Lots of things can go wrong in winemaking, and the resulting flavors are called faults. Some are climatological, others technical, and others bacterial. And plenty of flavors that could be faults are fine in moderation. “Oak itself isn’t technically defined as a flaw,” says Chad Stock, a winemaker at Oregon’s Limited Addition Wines. Too much, though, can be sickly and overpowering. “There are an infinite number of what I would call artistic examples of delicious wine that can defy and bend the rules,” he says.
Stock and his winemaking partner and wife, Bree, tasted Eggert’s Fumé Franc on a 2015 visit to British Columbia and encouraged him to work with the vintage. “The smoke profile actually felt a lot more like a barrel toast than it did acrid or ashy.”
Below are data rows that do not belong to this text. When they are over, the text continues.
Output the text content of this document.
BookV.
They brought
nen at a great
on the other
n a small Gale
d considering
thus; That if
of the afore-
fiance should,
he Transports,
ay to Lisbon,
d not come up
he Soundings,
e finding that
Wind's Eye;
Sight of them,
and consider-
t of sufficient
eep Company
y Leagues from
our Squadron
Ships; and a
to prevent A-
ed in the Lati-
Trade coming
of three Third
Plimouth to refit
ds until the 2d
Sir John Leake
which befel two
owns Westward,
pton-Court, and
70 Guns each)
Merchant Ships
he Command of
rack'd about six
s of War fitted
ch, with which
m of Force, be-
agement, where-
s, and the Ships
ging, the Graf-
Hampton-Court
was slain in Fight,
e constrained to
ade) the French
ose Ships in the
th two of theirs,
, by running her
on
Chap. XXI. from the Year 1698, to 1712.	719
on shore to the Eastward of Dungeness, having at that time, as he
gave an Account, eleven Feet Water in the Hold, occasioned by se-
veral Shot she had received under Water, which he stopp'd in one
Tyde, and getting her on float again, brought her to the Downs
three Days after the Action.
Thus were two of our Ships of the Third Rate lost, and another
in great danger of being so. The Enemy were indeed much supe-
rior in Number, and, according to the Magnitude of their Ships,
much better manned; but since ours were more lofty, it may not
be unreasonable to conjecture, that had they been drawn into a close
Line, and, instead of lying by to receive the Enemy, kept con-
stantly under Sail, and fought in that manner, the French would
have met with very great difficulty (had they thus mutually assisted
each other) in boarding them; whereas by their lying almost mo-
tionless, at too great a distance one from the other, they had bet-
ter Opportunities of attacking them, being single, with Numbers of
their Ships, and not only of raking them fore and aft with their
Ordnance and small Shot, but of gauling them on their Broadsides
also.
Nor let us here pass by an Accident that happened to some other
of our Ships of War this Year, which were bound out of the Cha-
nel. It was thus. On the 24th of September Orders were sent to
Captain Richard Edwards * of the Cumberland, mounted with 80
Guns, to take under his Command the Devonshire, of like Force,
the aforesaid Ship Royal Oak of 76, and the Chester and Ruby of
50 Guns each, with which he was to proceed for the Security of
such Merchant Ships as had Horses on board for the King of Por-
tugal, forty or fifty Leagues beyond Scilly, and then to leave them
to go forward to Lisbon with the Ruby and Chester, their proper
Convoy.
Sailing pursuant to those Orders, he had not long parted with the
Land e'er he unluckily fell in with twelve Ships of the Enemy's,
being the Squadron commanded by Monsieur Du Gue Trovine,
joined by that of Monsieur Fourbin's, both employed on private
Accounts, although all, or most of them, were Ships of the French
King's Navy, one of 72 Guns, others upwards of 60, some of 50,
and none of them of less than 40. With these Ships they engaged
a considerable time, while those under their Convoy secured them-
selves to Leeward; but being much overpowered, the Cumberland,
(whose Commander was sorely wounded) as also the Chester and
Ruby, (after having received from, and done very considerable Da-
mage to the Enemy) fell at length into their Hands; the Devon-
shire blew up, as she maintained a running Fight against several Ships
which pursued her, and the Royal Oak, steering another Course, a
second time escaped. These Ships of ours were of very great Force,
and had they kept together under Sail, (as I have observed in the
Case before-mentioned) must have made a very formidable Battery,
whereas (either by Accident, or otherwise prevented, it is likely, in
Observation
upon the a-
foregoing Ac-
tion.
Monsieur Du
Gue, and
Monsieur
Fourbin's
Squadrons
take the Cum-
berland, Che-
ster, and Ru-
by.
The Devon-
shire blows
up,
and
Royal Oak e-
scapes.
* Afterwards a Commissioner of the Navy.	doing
According to Bree, a master of wine, many of the rules about what good wine tastes like were revised recently, by modern palates. Twenty years ago, red wines from Burgundy and Bordeaux were renowned for tasting like the floor of a stable—like the barnyard funk of a ripe goat cheese with a creamy core and a fluffy rind—because of Brettanomyces, the same yeast that Eggert first suspected of tainting his barrels. “I remember when I first had Burgundy in a restaurant,” she says. “My wine director gave me one, and I came back to her and I said, ’This tastes like horseshit.’ And she said, ‘Yeah, that’s burgundy.’”
In the past few decades, fermentation chemists developed tools to test for and eliminate the yeast—in part because American palates didn’t favor it. “Now it’s very difficult to find a wine from Burgundy with Brettanomyces,” Bree says. “It’s been that quick of a shift. Modern winemakers started showing sellers in these old traditional regions that, ‘Oh, yeah, this flavor is actually a fault.’”
Winemakers who see smoke as a fault have found different ways to adapt. Some release vintages that are specifically marketed to be drunk within a few months of bottling to head off gradually intensifying smoke. Some blend vintages to keep production running when they lose some berries. Others actively treat wine via reverse osmosis and carbon to remove volatile phenols.
But some have come back to smoke after experimenting. JR Fletcher, one of the winemakers at the Hatch, near Fairview, has explored filtration in the years since the 2015 fires. “Honestly, sometimes it works, sometimes it doesn’t,” he says. They’d had success in just releasing their 2015 cabernet franc, which they called Smokeshow. “It was kind of funny, a little cheeky,” Jones says. When the tasting room heard about it, they wondered if anyone would like it. But the sellers dug in. “It was really a logical progression for us to point out the smoky and be like, ‘Hey, this is technically a wine fault. But why?’”
If a winemaker is working in pursuit of some ideal, Fletcher says, they’re going to miss surprises in front of them. And maybe they’re missing a way that regional flavors will change with the climate. The Okanagan Valley and the surrounding region have been covered in smoke every August for the past several years.
In fact, Fletcher and Jones want to keep making wine with smoke—on purpose. “We did set aside some cab franc this year for another Smokeshow,” he says. “It’s our biggest cult-following wine we’ve ever put out,” Jones adds. And, she jokes, they’re going to sell it for a lot more than they did last time.